PBB mengatakan telah mendokumentasikan banyak pelanggaran hak asasi manusia di kota Libya Tarhuna, di mana dituduh bahwa milisi Kaniyat membunuh, menyalahgunakan secara seksual, menculik, menyiksa, dan memaksa pengusiran orang antara tahun 2013 dan 2022.
PBB sekarang menuntut pertanggungjawaban. Sebuah laporan oleh Layanan Hak Asasi Manusia Misi Dukungan PBB di Libya (UNSMIL) menemukan bahwa kelompok Kaniyat, yang muncul pada tahun 2011, “mengontrol secara brutal atas Tarhuna.”

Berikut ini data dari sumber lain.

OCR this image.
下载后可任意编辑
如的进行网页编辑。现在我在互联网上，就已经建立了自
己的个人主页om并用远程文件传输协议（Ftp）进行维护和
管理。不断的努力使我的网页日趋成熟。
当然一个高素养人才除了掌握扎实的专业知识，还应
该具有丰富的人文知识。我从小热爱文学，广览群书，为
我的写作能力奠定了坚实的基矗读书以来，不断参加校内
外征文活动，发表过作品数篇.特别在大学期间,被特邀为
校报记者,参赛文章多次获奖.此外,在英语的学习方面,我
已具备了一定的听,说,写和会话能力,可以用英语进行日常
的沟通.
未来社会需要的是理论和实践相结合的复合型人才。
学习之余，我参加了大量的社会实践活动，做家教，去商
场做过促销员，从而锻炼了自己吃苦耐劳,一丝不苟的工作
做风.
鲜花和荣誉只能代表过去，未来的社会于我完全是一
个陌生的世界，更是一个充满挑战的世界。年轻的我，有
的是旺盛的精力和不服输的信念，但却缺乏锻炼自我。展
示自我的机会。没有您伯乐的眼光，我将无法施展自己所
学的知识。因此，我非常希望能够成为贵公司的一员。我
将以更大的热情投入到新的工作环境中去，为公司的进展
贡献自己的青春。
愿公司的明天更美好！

Tarhuna terletak sekitar 90 kilometer di tenggara Tripoli dan, menurut PBB, merupakan rumah bagi sekitar 150.000 orang.
“Sudah bertahun-tahun sejak pelanggaran mengerikan ini dilakukan, tetapi pelaku masih belum dituntut, dan kebenaran, keadilan, atau rekompense belum diberikan kepada korban dan keluarga mereka,” kata Komisioner Tinggi PBB untuk Hak Asasi Manusia Volker Türk.
“Impunitas harus berakhir – harus ada pertanggungjawaban sesuai dengan standar proses hukum internasional dan persidangan yang adil.”
Laporan PBB merekomendasikan penyelidikan dan penuntutan pelaku serta proses rekonsiliasi bagi masyarakat.
Pengadilan Pidana Internasional telah menyelidiki tuduhan tersebut.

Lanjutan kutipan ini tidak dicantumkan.